Pourtant, dans la France de Sarkozy, il existe un impôt de solidarité sur la fortune et certains envisagent de réduire le bouclier fiscal qui le limite pour répondre aux défis budgétaires actuels. Quant à la Belgique, depuis les années 1990, les milieux associatifs et le monde syndical ont mené plusieurs campagnes pour taxer les gros patrimoines.

C’est d’ailleurs dans cette foulée que Jean-Marc Delporte, un des principaux dirigeants du ministère des Finances, étiqueté socialiste, avait publié un rapport sur la faisabilité d’un tel impôt dans notre pays. Son parti n’a jamais saisi l’opportunité de ce document pour introduire un texte de loi. Et depuis, le ministre Reynders a eu la peau – administrativement parlant – de Delporte.

Si les plus aisés ne payent pas la crise, qui la supportera? La réponse tient dans ce nouvel euphémisme di rupien, avancé lors du quasi-débat électoral avec Didier Reynders: «Rigueur, oui. Austérité, non[6]».

Lorsqu’on se souvient que Di Rupo avait inventé le terme de «consolidation stratégique» pour désigner la privatisation de Belgacom, on se doute que cette rigueur risque de faire mal à la population.
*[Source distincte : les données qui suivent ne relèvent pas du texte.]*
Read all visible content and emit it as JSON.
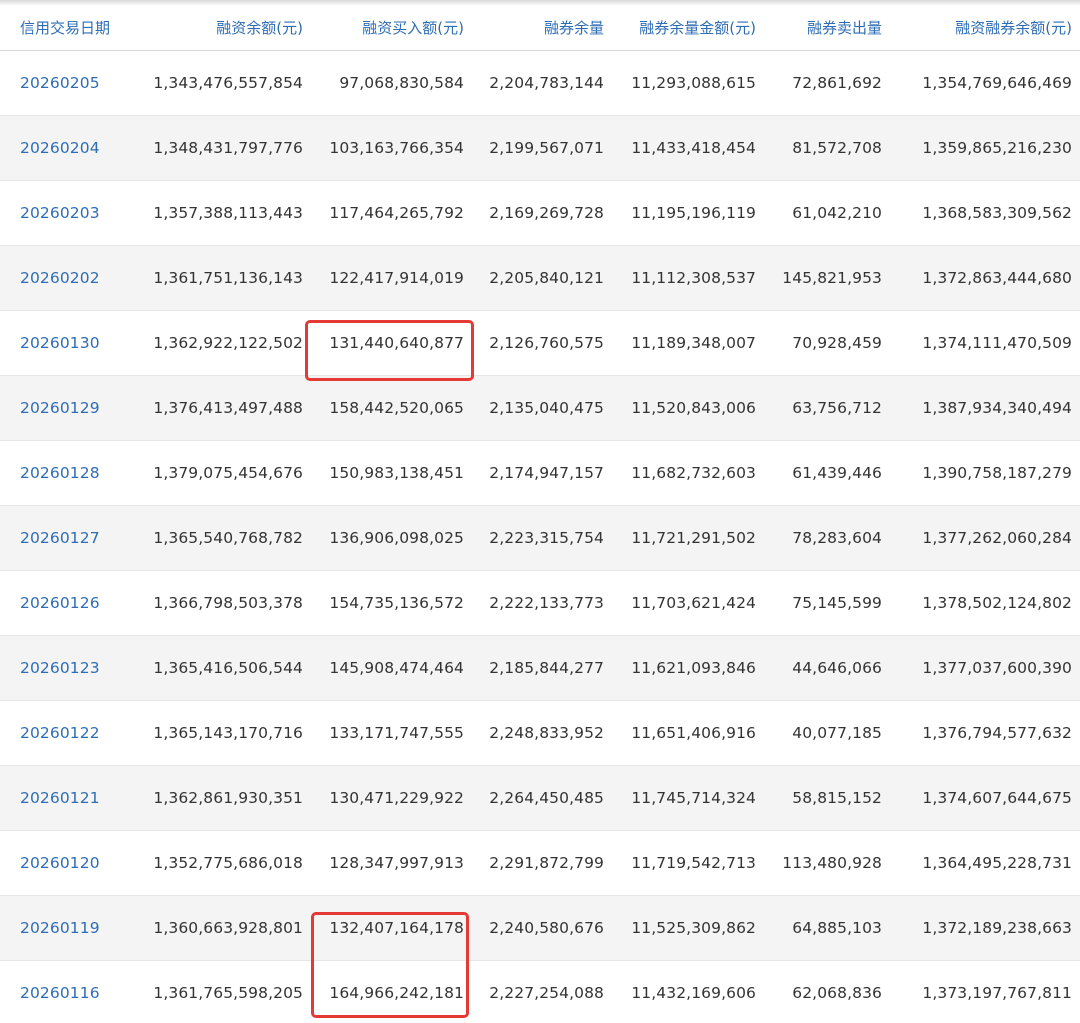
{
  "table": {
    "headers": [
      "信用交易日期",
      "融资余额(元)",
      "融资买入额(元)",
      "融券余量",
      "融券余量金额(元)",
      "融券卖出量",
      "融资融券余额(元)"
    ],
    "rows": [
      {
        "date": "20260205",
        "values": [
          "1,343,476,557,854",
          "97,068,830,584",
          "2,204,783,144",
          "11,293,088,615",
          "72,861,692",
          "1,354,769,646,469"
        ]
      },
      {
        "date": "20260204",
        "values": [
          "1,348,431,797,776",
          "103,163,766,354",
          "2,199,567,071",
          "11,433,418,454",
          "81,572,708",
          "1,359,865,216,230"
        ]
      },
      {
        "date": "20260203",
        "values": [
          "1,357,388,113,443",
          "117,464,265,792",
          "2,169,269,728",
          "11,195,196,119",
          "61,042,210",
          "1,368,583,309,562"
        ]
      },
      {
        "date": "20260202",
        "values": [
          "1,361,751,136,143",
          "122,417,914,019",
          "2,205,840,121",
          "11,112,308,537",
          "145,821,953",
          "1,372,863,444,680"
        ]
      },
      {
        "date": "20260130",
        "values": [
          "1,362,922,122,502",
          "131,440,640,877",
          "2,126,760,575",
          "11,189,348,007",
          "70,928,459",
          "1,374,111,470,509"
        ]
      },
      {
        "date": "20260129",
        "values": [
          "1,376,413,497,488",
          "158,442,520,065",
          "2,135,040,475",
          "11,520,843,006",
          "63,756,712",
          "1,387,934,340,494"
        ]
      },
      {
        "date": "20260128",
        "values": [
          "1,379,075,454,676",
          "150,983,138,451",
          "2,174,947,157",
          "11,682,732,603",
          "61,439,446",
          "1,390,758,187,279"
        ]
      },
      {
        "date": "20260127",
        "values": [
          "1,365,540,768,782",
          "136,906,098,025",
          "2,223,315,754",
          "11,721,291,502",
          "78,283,604",
          "1,377,262,060,284"
        ]
      },
      {
        "date": "20260126",
        "values": [
          "1,366,798,503,378",
          "154,735,136,572",
          "2,222,133,773",
          "11,703,621,424",
          "75,145,599",
          "1,378,502,124,802"
        ]
      },
      {
        "date": "20260123",
        "values": [
          "1,365,416,506,544",
          "145,908,474,464",
          "2,185,844,277",
          "11,621,093,846",
          "44,646,066",
          "1,377,037,600,390"
        ]
      },
      {
        "date": "20260122",
        "values": [
          "1,365,143,170,716",
          "133,171,747,555",
          "2,248,833,952",
          "11,651,406,916",
          "40,077,185",
          "1,376,794,577,632"
        ]
      },
      {
        "date": "20260121",
        "values": [
          "1,362,861,930,351",
          "130,471,229,922",
          "2,264,450,485",
          "11,745,714,324",
          "58,815,152",
          "1,374,607,644,675"
        ]
      },
      {
        "date": "20260120",
        "values": [
          "1,352,775,686,018",
          "128,347,997,913",
          "2,291,872,799",
          "11,719,542,713",
          "113,480,928",
          "1,364,495,228,731"
        ]
      },
      {
        "date": "20260119",
        "values": [
          "1,360,663,928,801",
          "132,407,164,178",
          "2,240,580,676",
          "11,525,309,862",
          "64,885,103",
          "1,372,189,238,663"
        ]
      },
      {
        "date": "20260116",
        "values": [
          "1,361,765,598,205",
          "164,966,242,181",
          "2,227,254,088",
          "11,432,169,606",
          "62,068,836",
          "1,373,197,767,811"
        ]
      }
    ]
  },
  "colors": {
    "header_text": "#2e6db4",
    "date_link": "#2e6db4",
    "cell_text": "#333333",
    "stripe_bg": "#f4f4f4",
    "highlight_border": "#e53935"
  }
}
Alors que d’un homme de gauche, on aurait plutôt attendu une formule du genre: «Rigueur pour le capital, oui. Austérité pour les travailleurs, non.»

3. Les intérêts notionnels

Le dossier des intérêts notionnels est celui dans lequel la rhétorique socialiste est la plus étourdissante. En juin 2005, les députés PS votent la loi qui introduit cette grosse déduction fiscale pour les sociétés. En décembre de la même année, ils votent un amendement qui élimine la restriction… qu’ils avaient eux-mêmes exigée en juin: le gain d’impôt ne pouvait pas être distribué aux actionnaires durant trois ans.

À partir de fin 2007, les intérêts notionnels vont faire des vagues à intervalle régulier. À chaque fois, le PS charge Reynders. Les députés socialistes déposent même une proposition de loi pour modifier le système. Mais visiblement, ils ne sont pas relayés au conseil des ministres, où le libéral maintient la mesure telle qu’il l’a conçue. En clair, pas question de mettre la moindre condition (d’emploi, d’investissement) pour bénéficier de la déduction, ni d’interdire les montages fiscaux visant à accroître artificiellement le gain d’impôts.

Début 2010, lorsque les syndicalistes d’Inbev, dont le groupe licencie, reprennent le montant que je dévoile dans un communiqué PTB sur le cadeau fiscal offert au groupe brassicole (70 millions d’euros d’économie d’impôts), les députés PS Alain Mathot et Marie Arena déposent une proposition de loi visant à priver d’intérêts notionnels les sociétés qui procèdent à des licenciements collectifs. Encore une proposition non relayée au gouvernement. Bref, le PS mène surtout une opposition… notionnelle aux intérêts notionnels.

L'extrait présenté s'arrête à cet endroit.